Der Iran will wieder unbegrenzt Uran anreichern. Damit steht das Atomabkommen vor dem Aus. Europa würde das gerne verhindern - bleibt aber am Rande.


Der Aufruf der Europäer fand - wieder einmal - wenig Beachtung. So hatten Frankreich, Großbritannien und Deutschland den Iran aufgefordert, dass er die im Wiener Atomabkommen beschlossenen Vereinbarungen respektieren solle. Doch fast zeitgleich verkündete Teheran, sich künftig auch über die letzten Beschränkungen des internationalen Atomabkommens von 2015 hinwegzusetzen. Diese Entscheidung hatte sich nach der Tötung des wichtigsten Generals des Iran, Qassem Soleimani, in Bagdad durch die USA auch abgezeichnet.

Allerdings lässt sich der Iran eine Hintertür offen: Zwar gibt sich das Mullah-Regime wieder selbst die Erlaubnis, sein Atomprogramm nun unbegrenzt weiterzuführen und auch Uran unlimitiert anzureichern.
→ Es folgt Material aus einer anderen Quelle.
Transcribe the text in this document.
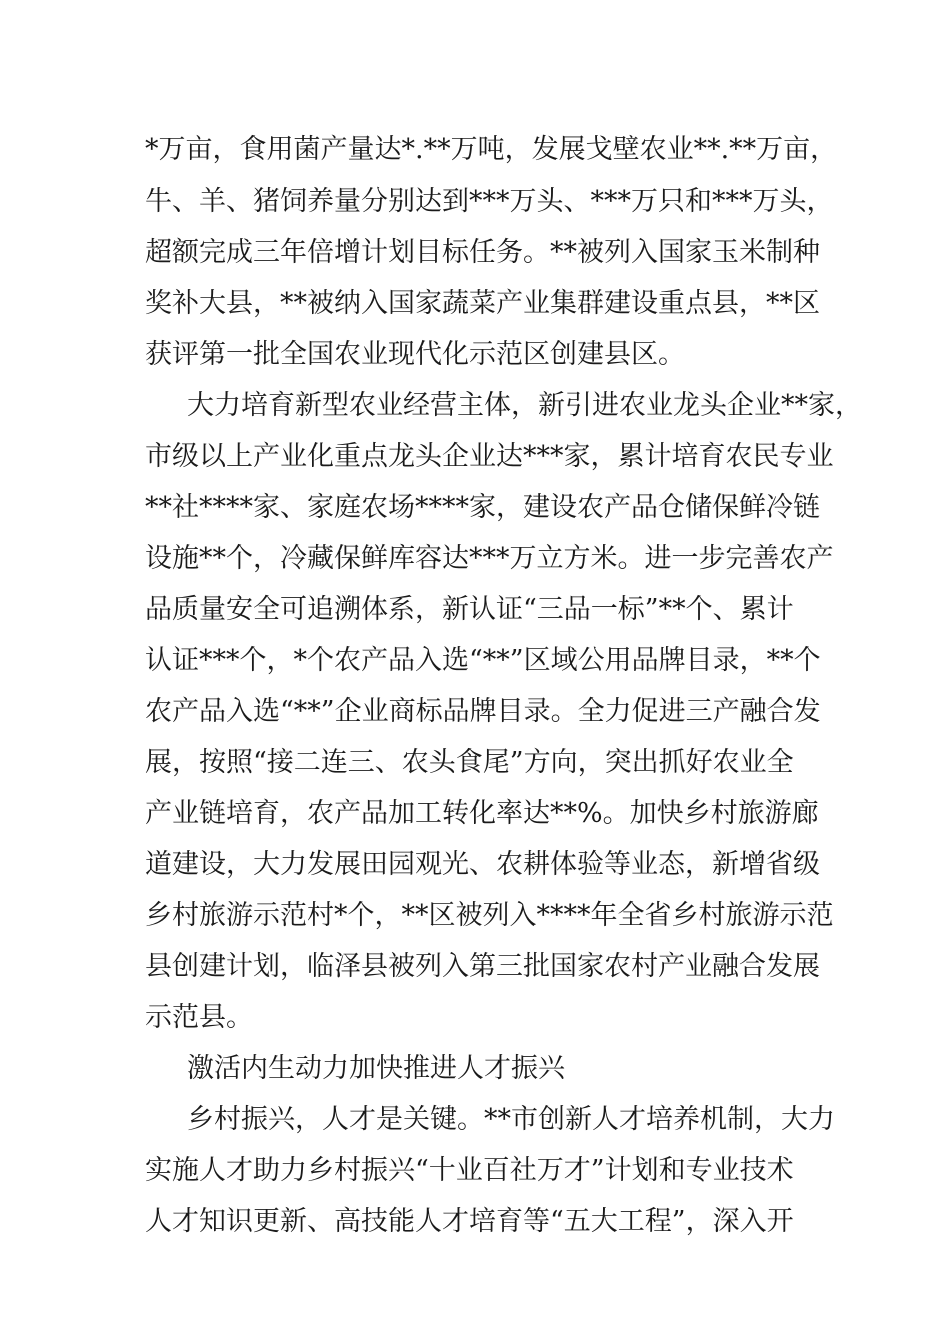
*万亩，食用菌产量达*.**万吨，发展戈壁农业**.**万亩，
牛、羊、猪饲养量分别达到***万头、***万只和***万头，
超额完成三年倍增计划目标任务。**被列入国家玉米制种
奖补大县，**被纳入国家蔬菜产业集群建设重点县，**区
获评第一批全国农业现代化示范区创建县区。
大力培育新型农业经营主体，新引进农业龙头企业**家，
市级以上产业化重点龙头企业达***家，累计培育农民专业
**社****家、家庭农场****家，建设农产品仓储保鲜冷链
设施**个，冷藏保鲜库容达***万立方米。进一步完善农产
品质量安全可追溯体系，新认证“三品一标”**个、累计
认证***个，*个农产品入选“**”区域公用品牌目录，**个
农产品入选“**”企业商标品牌目录。全力促进三产融合发
展，按照“接二连三、农头食尾”方向，突出抓好农业全
产业链培育，农产品加工转化率达**%。加快乡村旅游廊
道建设，大力发展田园观光、农耕体验等业态，新增省级
乡村旅游示范村*个，**区被列入****年全省乡村旅游示范
县创建计划，临泽县被列入第三批国家农村产业融合发展
示范县。
激活内生动力加快推进人才振兴
乡村振兴，人才是关键。**市创新人才培养机制，大力
实施人才助力乡村振兴“十业百社万才”计划和专业技术
人才知识更新、高技能人才培育等“五大工程”，深入开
Gleichzeitig verkündete der Iran, dass er sein Atomprogramm stets im Einklang mit seinen technischen Bedürfnissen fortführen werde. Damit bleibt unklar, bis zu welchem Grad der Iran künftig sein Uran anreichern will. Auch die Zusammenarbeit mit der in Wien ansässigen Internationalen Atomenergie-Agentur (IAEA) soll weitergehen. Außerdem ist der Iran nach eigenen Angaben jederzeit bereit, voll und ganz zum Atomabkommen zurückkehren, sobald der Atom-Deal vertragsgerecht umgesetzt und die US-Sanktionen aufgehoben würden.

Wenig Möglichkeiten

Die Europäer sind alarmiert: London, Paris und Berlin berieten noch am Montag, wie sie weiter verfahren sollen. Noch diese Woche sollen gemeinsame Schritte folgen und Deutschlands Kanzlerin Angela Merkel wird Russlands Präsidenten Wladimir Putin besuchen - und auch dieses Treffen wird sich vor allem um die Krise im Nahen Osten drehen.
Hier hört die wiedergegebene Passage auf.